BEND, Ore. - Hydrologists, scientists and engineers from across the West descended on Central Oregon to learn survival skills to trek into the backcountry. They spent Wednesday night near Wanoga Sno-Park to learn what it's like to survive a cold night in the mountains.
What they've been practicing will not only benefit them but thousands of people living in the Western U.S.
Organizers say this program is important for anyone who is surveying in remote areas.
"Not only are the sites in hazardous locations, but getting there can be very often hazardous," said Mike Strobel, director of the National Water and Climate Center. "There is the risk of being stuck there overnight."
Strobel says it's important for hydrologists to get an accurate reading of snowpack for the many who depend on that water during the warmer times of year, from drinking water to agriculture, even tourism.
"In the West, the snow counts for 50 to 80 percent of our annual water supply," said Strobel. "So understanding how much snowpack is really critical to understand and make forecasts for water supplies throughout the year."
As part of the program, instructor Julie Koeberle, built a snow cave to brave the cold winter night.
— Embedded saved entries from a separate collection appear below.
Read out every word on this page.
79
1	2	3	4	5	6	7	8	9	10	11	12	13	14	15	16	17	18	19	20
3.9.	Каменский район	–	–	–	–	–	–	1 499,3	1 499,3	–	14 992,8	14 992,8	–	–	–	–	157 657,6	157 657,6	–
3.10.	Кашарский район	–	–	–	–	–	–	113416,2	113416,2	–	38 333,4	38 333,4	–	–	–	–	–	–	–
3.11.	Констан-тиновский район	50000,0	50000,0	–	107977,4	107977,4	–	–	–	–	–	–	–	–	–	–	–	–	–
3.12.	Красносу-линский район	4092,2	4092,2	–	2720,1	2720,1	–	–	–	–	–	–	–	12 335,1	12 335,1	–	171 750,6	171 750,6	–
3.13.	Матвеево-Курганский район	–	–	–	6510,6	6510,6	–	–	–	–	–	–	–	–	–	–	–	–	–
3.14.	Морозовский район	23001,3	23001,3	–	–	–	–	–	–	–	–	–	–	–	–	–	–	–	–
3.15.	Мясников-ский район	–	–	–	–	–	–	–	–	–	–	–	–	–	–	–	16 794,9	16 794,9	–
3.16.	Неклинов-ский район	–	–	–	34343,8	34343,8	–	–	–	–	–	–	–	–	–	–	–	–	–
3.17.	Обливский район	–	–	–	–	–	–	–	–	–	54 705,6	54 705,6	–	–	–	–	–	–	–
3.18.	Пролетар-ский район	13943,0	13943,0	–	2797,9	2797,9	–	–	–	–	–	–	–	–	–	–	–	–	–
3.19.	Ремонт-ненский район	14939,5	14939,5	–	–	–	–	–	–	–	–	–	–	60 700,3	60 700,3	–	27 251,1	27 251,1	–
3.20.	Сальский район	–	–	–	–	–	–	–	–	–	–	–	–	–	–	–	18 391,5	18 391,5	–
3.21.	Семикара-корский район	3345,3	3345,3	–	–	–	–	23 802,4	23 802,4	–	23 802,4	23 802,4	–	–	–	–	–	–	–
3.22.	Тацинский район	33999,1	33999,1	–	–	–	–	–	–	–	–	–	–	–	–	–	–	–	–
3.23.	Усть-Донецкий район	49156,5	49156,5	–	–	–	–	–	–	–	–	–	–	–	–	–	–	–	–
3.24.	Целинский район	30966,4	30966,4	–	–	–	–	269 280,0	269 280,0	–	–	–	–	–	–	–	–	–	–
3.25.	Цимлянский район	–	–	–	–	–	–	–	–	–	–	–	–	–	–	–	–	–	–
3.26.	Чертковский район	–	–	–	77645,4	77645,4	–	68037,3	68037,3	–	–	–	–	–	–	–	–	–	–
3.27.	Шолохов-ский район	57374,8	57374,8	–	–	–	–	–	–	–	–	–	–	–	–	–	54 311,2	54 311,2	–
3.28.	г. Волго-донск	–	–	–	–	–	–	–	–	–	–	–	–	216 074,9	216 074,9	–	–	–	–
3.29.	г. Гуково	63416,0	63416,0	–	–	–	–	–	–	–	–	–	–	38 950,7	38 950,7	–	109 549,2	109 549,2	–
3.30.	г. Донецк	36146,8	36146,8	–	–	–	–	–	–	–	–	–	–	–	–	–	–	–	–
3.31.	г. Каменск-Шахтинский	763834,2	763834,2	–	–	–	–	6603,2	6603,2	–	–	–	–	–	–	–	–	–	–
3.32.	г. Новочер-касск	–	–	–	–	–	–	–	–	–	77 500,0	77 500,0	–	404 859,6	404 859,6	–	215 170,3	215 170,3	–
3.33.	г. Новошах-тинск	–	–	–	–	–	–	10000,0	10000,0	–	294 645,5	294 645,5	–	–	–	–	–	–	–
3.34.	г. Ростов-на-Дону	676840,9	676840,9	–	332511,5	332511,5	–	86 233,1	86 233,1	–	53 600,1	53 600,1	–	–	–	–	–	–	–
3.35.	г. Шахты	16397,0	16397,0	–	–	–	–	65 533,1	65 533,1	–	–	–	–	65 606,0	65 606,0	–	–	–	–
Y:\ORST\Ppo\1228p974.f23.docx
"There are always accidents that happen," said Koeberle. "We want to be prepared. Luckily, I haven't had to do that. We always pick good days to go."
She says it took her about four hours to build the snow cave. Wednesday night, however, she was living in style, as she packed a few extra things in her pack.
"I pack it really small," said Koeberle, "I have a little extra luxury tonight like pillows, but normally I don't. I keep it really small -- that way I bring it with me every time."
As the week-long course wraps up, those a part of the program say they're ready to take on Mother Nature and Old Man Winter for the sake of their job.
"Lets say fog rolls in, and the helicopter can't take off and you have to spend the night," said Koeberle. "I would be totally prepared with the small pack I bring, spending the night overnight."
As of Wednesday, by the way, the snowpack in the Deschutes and Crooked river basin was at 94 percent of normal.